I therefore recommend that we seek a non-aggression pact with Bravia, but wish to make sure that Bravians are not permitted to establish their own towns, but rather are permitted to and even encouraged or required to, settle in specific sections of existing towns where Bravians may have their customary extraterritoriality but have it within very narrow and constricted boundaries, where we can make sure that ordinary Bravians are engaged in the sorts of provisions of goods and services that may be profitable both to them and to us, but in such a way that prevents their ways from being recognized by our people, who will only see Bravians in a professional capacity and not see their social or political behaviors.

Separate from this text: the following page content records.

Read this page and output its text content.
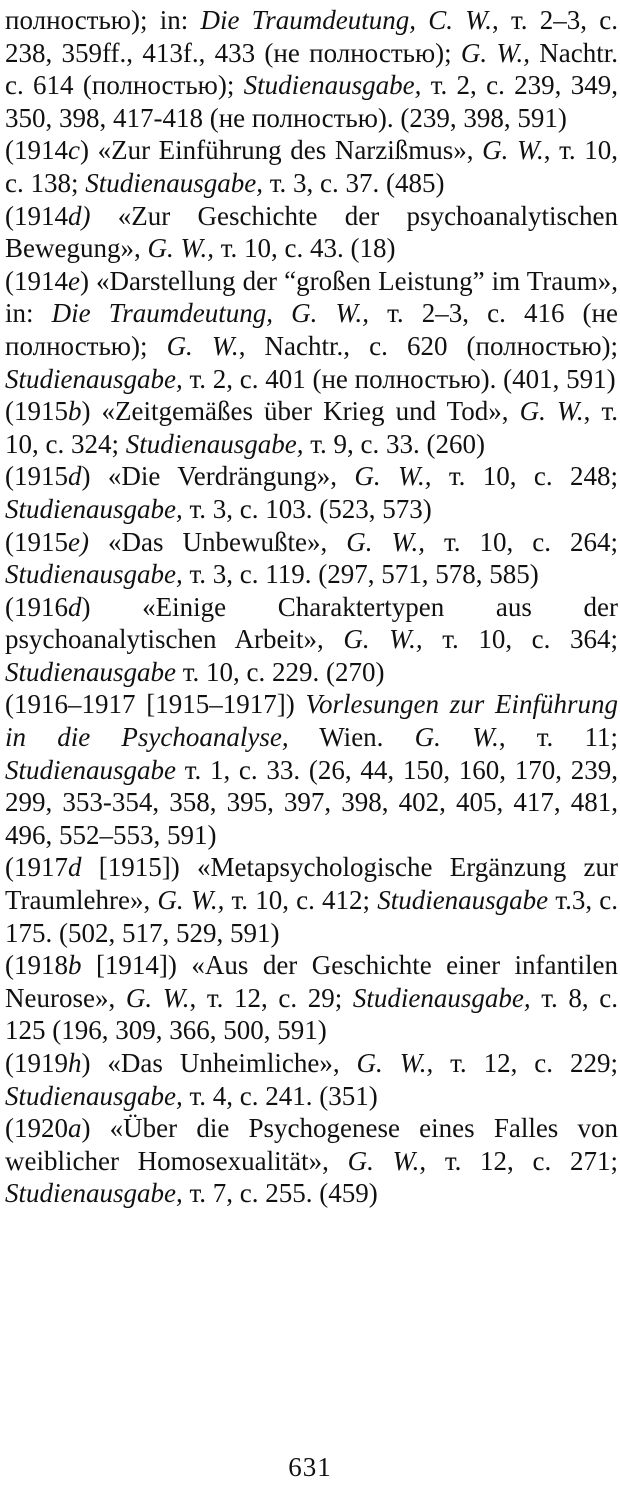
полностью); in: Die Traumdeutung, C. W., т. 2–3, с. 238, 359ff., 413f., 433 (не полностью); G. W., Nachtr. с. 614 (полностью); Studienausgabe, т. 2, с. 239, 349, 350, 398, 417-418 (не полностью). (239, 398, 591)

(1914c) «Zur Einführung des Narzißmus», G. W., т. 10, с. 138; Studienausgabe, т. 3, с. 37. (485)

(1914d) «Zur Geschichte der psychoanalytischen Bewegung», G. W., т. 10, с. 43. (18)

(1914e) «Darstellung der “großen Leistung” im Traum», in: Die Traumdeutung, G. W., т. 2–3, с. 416 (не полностью); G. W., Nachtr., с. 620 (полностью); Studienausgabe, т. 2, с. 401 (не полностью). (401, 591)

(1915b) «Zeitgemäßes über Krieg und Tod», G. W., т. 10, с. 324; Studienausgabe, т. 9, с. 33. (260)

(1915d) «Die Verdrängung», G. W., т. 10, с. 248; Studienausgabe, т. 3, с. 103. (523, 573)

(1915e) «Das Unbewußte», G. W., т. 10, с. 264; Studienausgabe, т. 3, с. 119. (297, 571, 578, 585)

(1916d) «Einige Charaktertypen aus der psychoanalytischen Arbeit», G. W., т. 10, с. 364; Studienausgabe т. 10, с. 229. (270)

(1916–1917 [1915–1917]) Vorlesungen zur Einführung in die Psychoanalyse, Wien. G. W., т. 11; Studienausgabe т. 1, с. 33. (26, 44, 150, 160, 170, 239, 299, 353-354, 358, 395, 397, 398, 402, 405, 417, 481, 496, 552–553, 591)

(1917d [1915]) «Metapsychologische Ergänzung zur Traumlehre», G. W., т. 10, с. 412; Studienausgabe т.3, с. 175. (502, 517, 529, 591)

(1918b [1914]) «Aus der Geschichte einer infantilen Neurose», G. W., т. 12, с. 29; Studienausgabe, т. 8, с. 125 (196, 309, 366, 500, 591)

(1919h) «Das Unheimliche», G. W., т. 12, с. 229; Studienausgabe, т. 4, с. 241. (351)

(1920a) «Über die Psychogenese eines Falles von weiblicher Homosexualität», G. W., т. 12, с. 271; Studienausgabe, т. 7, с. 255. (459)

631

Basically, what I propose is an expansion of our existing quarantine policy into something that is more like a ghetto policy, in that we will allow the Bravians to live where they may best be of us to us, and let them live freely in a constrained fashion that will keep their laws and culture from being a corroding influence to your regime. I hope that suggestion may be pleasing to you and may unify the court behind a decision that takes both profit and security concerns into account. I am sure you know and will convey that this will require constant vigilance on our part to keep our people from living within the Bravian areas and seeing how the Bravians behave. I believe our zoning regulators will be up to keeping the Bravian area open for business but not for anything else, but that will have to be arranged.